= List of earthquakes in Morocco =

This is a list of significant earthquakes that either had their epicentre in Morocco or had a significant impact in the country.

==Seismicity in Morocco==
Northern Morocco lies close to the boundary between the African and Eurasian plates, the Azores–Gibraltar transform fault. This zone of right-lateral strike-slip becomes transpressional at its eastern end, with the development of large thrust faults. To the east of the Strait of Gibraltar, in the Alboran Sea, the boundary becomes collisional in type.

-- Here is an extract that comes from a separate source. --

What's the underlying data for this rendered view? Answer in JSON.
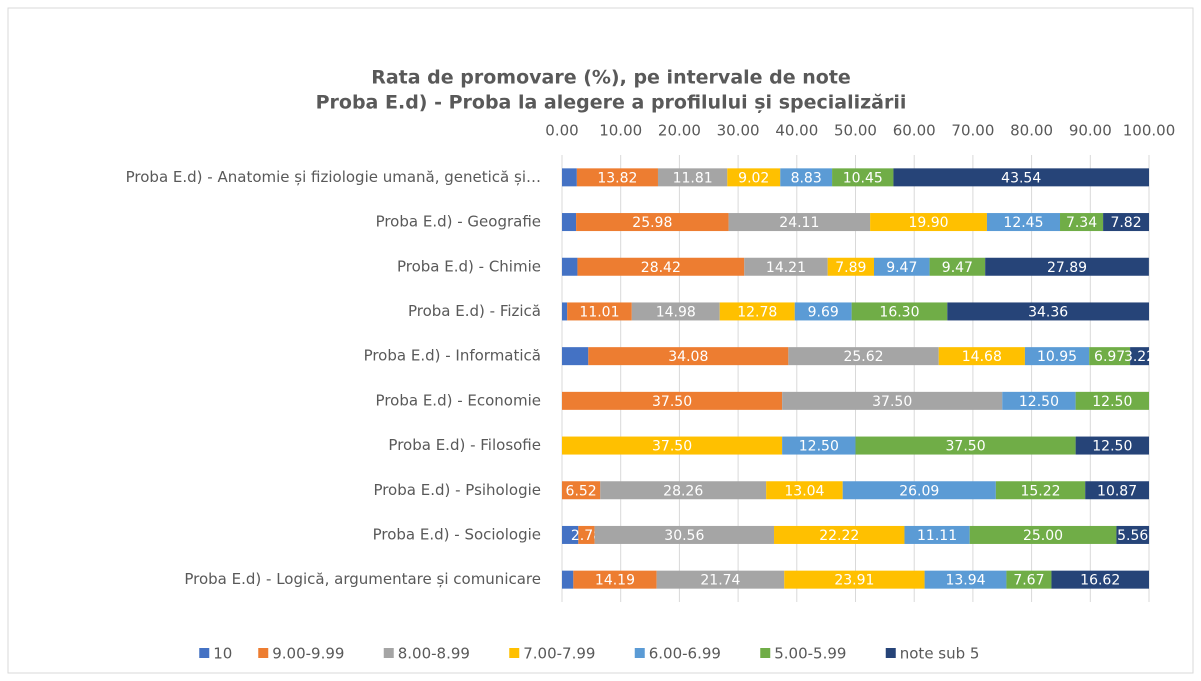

Most of the seismicity in Morocco is related to movement on that plate boundary, with the greatest seismic hazard in the north of the country, close to the boundary.

==Earthquakes==

| Date | Region | MMI | Mag. | Deaths | Injuries | Note | Ref |
| 2023-09-08 | Marrakesh-Safi | IX | 6.8 M_{w} | 2,960 | 5,674 | Extreme damage |  |
| 2019-11-17 | Drâa-Tafilalet | VI | 5.0 M_{w} |  |  | Various houses damaged in Midelt |  |
| 2016-01-25 | Al Hoceima | VI | 6.3 M_{w} | 1 | 15 | Moderate damage |  |
| 2007-02-12 | Portugal, Morocco | VI | 6.0 M_{w} |  |  | Minor damage |  |
| 2004-02-24 | Al Hoceima | IX | 6.3 M_{w} | 628–631 | 926 | Severe damage |  |
| 1994-05-26 | Al Hoceima | VI | 6.0 M_{w} |  | 1 | Several buildings damaged |  |
| 1992-10-23 | Errachidia | VI | 5.5 M_{w} | 2 |  | Damage in Erfoud and Rissani |  |
| 1969-02-28 | Portugal, Morocco | VII | 7.8 M_{w} | 13 | 80 | Moderate damage |  |
| 1960-02-29 | Agadir | X | 5.8 M_{w} | 12,000–15,000 | 12,000 | Extreme damage |  |
| 1909-01-29 | Tétouan |  |  | 100 |  |  |  |
| 1761-03-31 | Portugal, Morocco, Spain | VII–IX | 8.5 M_{s} | Unknown | Unknown | Tsunami |  |
| 1755-11-27 | Meknes | IX | 6.5–7.0 M_{w} | 15,000 |  | Severe damage |  |
| 1755-11-01 | Portugal, Morocco, Spain | VII–VIII | 7.7–9.0 M_{w} | Several thousand |  | Considerable damage / tsunami |  |
| 1624-05-11 | Fez | IX | 6.0 M_{w} | Thousands |  | Extreme damage |  |
| 1522-09-22 | Spain, Morocco | VIII–IX |  | Several hundred |  | Severe damage Epicenter in the Alboran Sea |  |
Note: Only damaging, injurious, or deadly events are listed.